Apparecchi acustici retroauricolari per tornare a sentire bene

In Italia ci sono circa sette milioni di persone con problemi di udito. Si tratta di circa il 12 per cento della popolazione e per i due terzi sono persone che hanno più di 65 anni.

Il dato allarmante è che soltanto il 31 per cento della popolazione ha eseguito una visita di controllo, mentre il 54 per cento quindi più della metà non vi si è mai sottoposta. 

In molti casi la sordità o ipoacusia si determina come condizione progressiva all’aumentare con l’età, soprattutto per via dell’esposizione a fonti di rumore.

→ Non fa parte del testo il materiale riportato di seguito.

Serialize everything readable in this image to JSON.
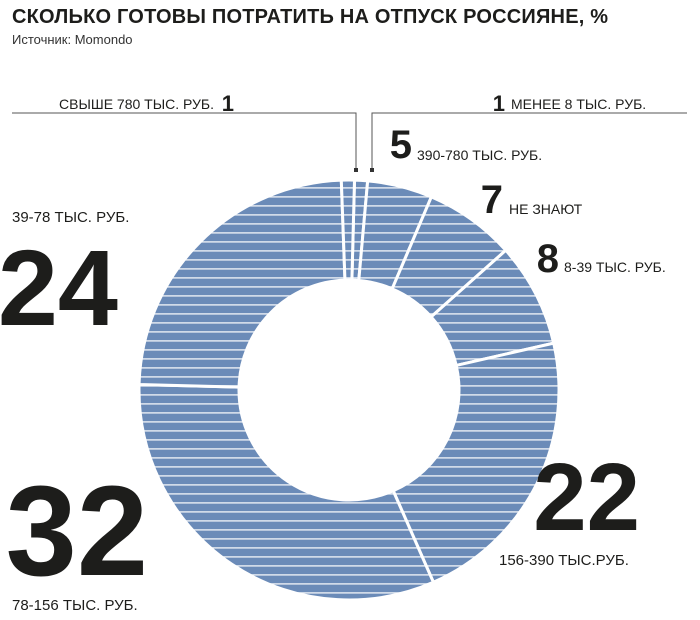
{
  "header": {
    "title": "СКОЛЬКО ГОТОВЫ ПОТРАТИТЬ НА ОТПУСК РОССИЯНЕ, %",
    "source": "Источник: Momondo"
  },
  "colors": {
    "slice": "#6b8bb8",
    "stripe": "#ffffff",
    "text": "#1d1d1b"
  },
  "chart_data": {
    "type": "donut",
    "title": "СКОЛЬКО ГОТОВЫ ПОТРАТИТЬ НА ОТПУСК РОССИЯНЕ, %",
    "unit": "%",
    "slices": [
      {
        "label": "МЕНЕЕ 8 ТЫС. РУБ.",
        "value": 1
      },
      {
        "label": "390-780 ТЫС. РУБ.",
        "value": 5
      },
      {
        "label": "НЕ ЗНАЮТ",
        "value": 7
      },
      {
        "label": "8-39 ТЫС. РУБ.",
        "value": 8
      },
      {
        "label": "156-390 ТЫС.РУБ.",
        "value": 22
      },
      {
        "label": "78-156 ТЫС. РУБ.",
        "value": 32
      },
      {
        "label": "39-78 ТЫС. РУБ.",
        "value": 24
      },
      {
        "label": "СВЫШЕ 780 ТЫС. РУБ.",
        "value": 1
      }
    ]
  }
}
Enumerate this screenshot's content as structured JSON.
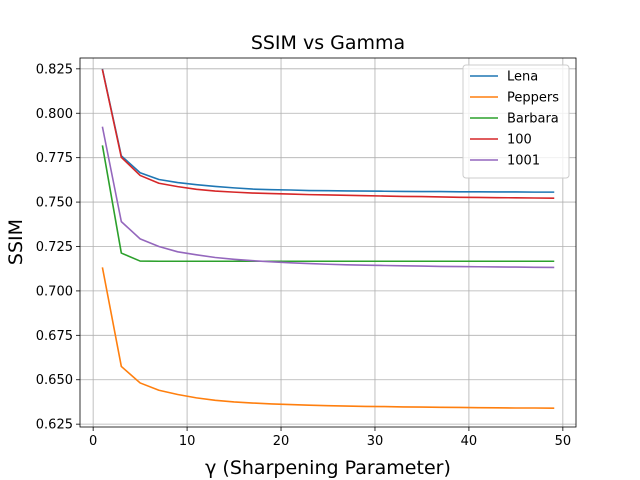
{
  "chart_data": {
    "type": "line",
    "title": "SSIM vs Gamma",
    "xlabel": "γ (Sharpening Parameter)",
    "ylabel": "SSIM",
    "xlim": [
      -1.4,
      51.4
    ],
    "ylim": [
      0.6234,
      0.8311
    ],
    "xticks": [
      0,
      10,
      20,
      30,
      40,
      50
    ],
    "yticks": [
      0.625,
      0.65,
      0.675,
      0.7,
      0.725,
      0.75,
      0.775,
      0.8,
      0.825
    ],
    "ytick_labels": [
      "0.625",
      "0.650",
      "0.675",
      "0.700",
      "0.725",
      "0.750",
      "0.775",
      "0.800",
      "0.825"
    ],
    "grid": true,
    "legend_position": "top-right",
    "x": [
      1,
      3,
      5,
      7,
      9,
      11,
      13,
      15,
      17,
      19,
      21,
      23,
      25,
      27,
      29,
      31,
      33,
      35,
      37,
      39,
      41,
      43,
      45,
      47,
      49
    ],
    "series": [
      {
        "name": "Lena",
        "color": "#1f77b4",
        "values": [
          0.8245,
          0.776,
          0.7665,
          0.7627,
          0.761,
          0.7598,
          0.7588,
          0.758,
          0.7573,
          0.757,
          0.7568,
          0.7565,
          0.7564,
          0.7563,
          0.7562,
          0.7561,
          0.756,
          0.7559,
          0.7559,
          0.7558,
          0.7558,
          0.7557,
          0.7557,
          0.7556,
          0.7556
        ]
      },
      {
        "name": "Peppers",
        "color": "#ff7f0e",
        "values": [
          0.7128,
          0.6575,
          0.6482,
          0.6441,
          0.6417,
          0.6398,
          0.6384,
          0.6375,
          0.6369,
          0.6364,
          0.636,
          0.6357,
          0.6354,
          0.6352,
          0.635,
          0.6349,
          0.6347,
          0.6346,
          0.6345,
          0.6344,
          0.6343,
          0.6342,
          0.6341,
          0.6341,
          0.634
        ]
      },
      {
        "name": "Barbara",
        "color": "#2ca02c",
        "values": [
          0.7815,
          0.7213,
          0.7168,
          0.7167,
          0.7167,
          0.7167,
          0.7167,
          0.7167,
          0.7167,
          0.7167,
          0.7167,
          0.7167,
          0.7167,
          0.7167,
          0.7167,
          0.7167,
          0.7167,
          0.7167,
          0.7167,
          0.7167,
          0.7167,
          0.7167,
          0.7167,
          0.7167,
          0.7167
        ]
      },
      {
        "name": "100",
        "color": "#d62728",
        "values": [
          0.8242,
          0.7752,
          0.765,
          0.7606,
          0.7587,
          0.7572,
          0.7562,
          0.7556,
          0.7551,
          0.7548,
          0.7545,
          0.7542,
          0.754,
          0.7538,
          0.7536,
          0.7534,
          0.7532,
          0.7531,
          0.7529,
          0.7527,
          0.7526,
          0.7525,
          0.7524,
          0.7523,
          0.7522
        ]
      },
      {
        "name": "1001",
        "color": "#9467bd",
        "values": [
          0.792,
          0.739,
          0.7293,
          0.725,
          0.722,
          0.7203,
          0.7188,
          0.7178,
          0.717,
          0.7164,
          0.7158,
          0.7154,
          0.715,
          0.7147,
          0.7145,
          0.7143,
          0.7141,
          0.714,
          0.7138,
          0.7137,
          0.7136,
          0.7135,
          0.7134,
          0.7133,
          0.7132
        ]
      }
    ]
  }
}
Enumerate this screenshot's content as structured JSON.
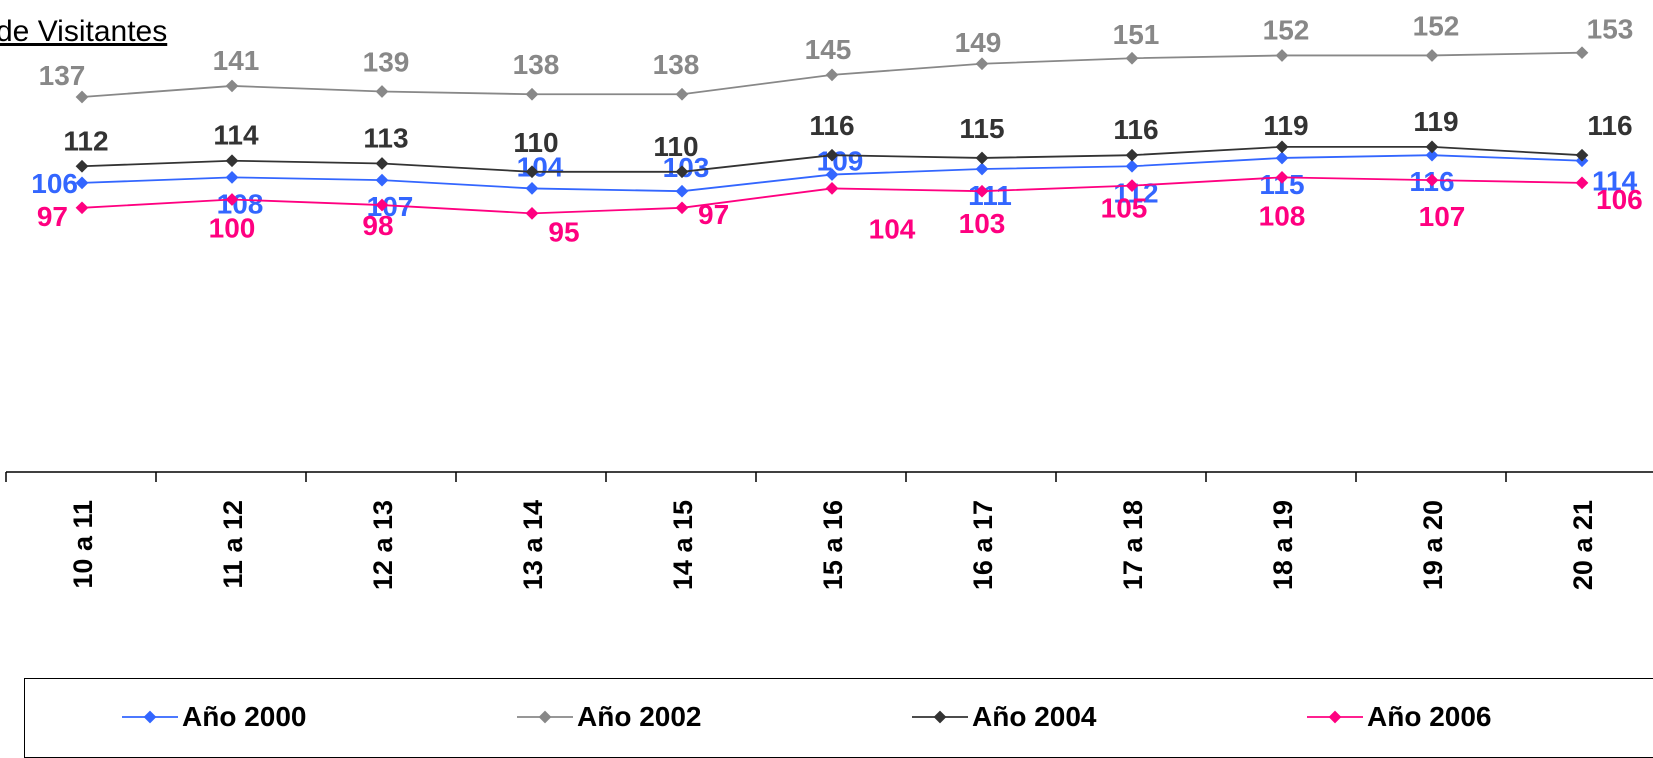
{
  "title": "de Visitantes",
  "chart_data": {
    "type": "line",
    "title": "de Visitantes",
    "xlabel": "",
    "ylabel": "",
    "grid": false,
    "legend": "bottom",
    "categories": [
      "10 a 11",
      "11 a 12",
      "12 a 13",
      "13 a 14",
      "14 a 15",
      "15 a 16",
      "16 a 17",
      "17 a 18",
      "18 a 19",
      "19 a 20",
      "20 a 21"
    ],
    "series": [
      {
        "name": "Año 2000",
        "color": "#3366FF",
        "values": [
          106,
          108,
          107,
          104,
          103,
          109,
          111,
          112,
          115,
          116,
          114
        ]
      },
      {
        "name": "Año 2002",
        "color": "#888888",
        "values": [
          137,
          141,
          139,
          138,
          138,
          145,
          149,
          151,
          152,
          152,
          153
        ]
      },
      {
        "name": "Año 2004",
        "color": "#333333",
        "values": [
          112,
          114,
          113,
          110,
          110,
          116,
          115,
          116,
          119,
          119,
          116
        ]
      },
      {
        "name": "Año 2006",
        "color": "#FF0080",
        "values": [
          97,
          100,
          98,
          95,
          97,
          104,
          103,
          105,
          108,
          107,
          106
        ]
      }
    ]
  }
}
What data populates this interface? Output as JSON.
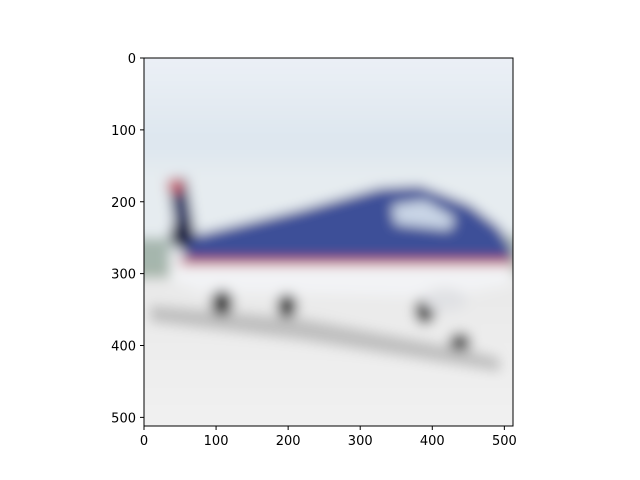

Talvolta però la sordità può essere anche congenita. I casi però per fortuna sono ristretti in un range che va da uno a tre bambini su mille, con fattori di rischio la nascita prematura e familiarità. La componente genetica infatti è molto forte per la sordità congenita: ammonta al 50 – 60 per cento dei casi. Anche le infezioni in gravidanza sono fattori di rischio di sordità congenita per il nascituro e ne sono responsabili patogeni come toxoplasma, citomegalovirus e rosolia congenita.

Per tenere a bada la sordità ci sono ormai diversi generi di apparecchi. Oggi vedremo gli apparecchi acustici retroauricolari, che possono essere di tipo BTE (Behind the ear) o di tipo RIC (Receiver in canal). Sono simili per forma ma molto diversi come funzionamento: i primi sono indicati nei problemi uditivi profondi, le componenti acustiche sono tutte contenute in un guscio e molto adattabili; nei modelli Ric le dimensioni sono più ridotte e il ricevitore è posizionato direttamente nel condotto uditivo, non più incorporato dunque nel guscio.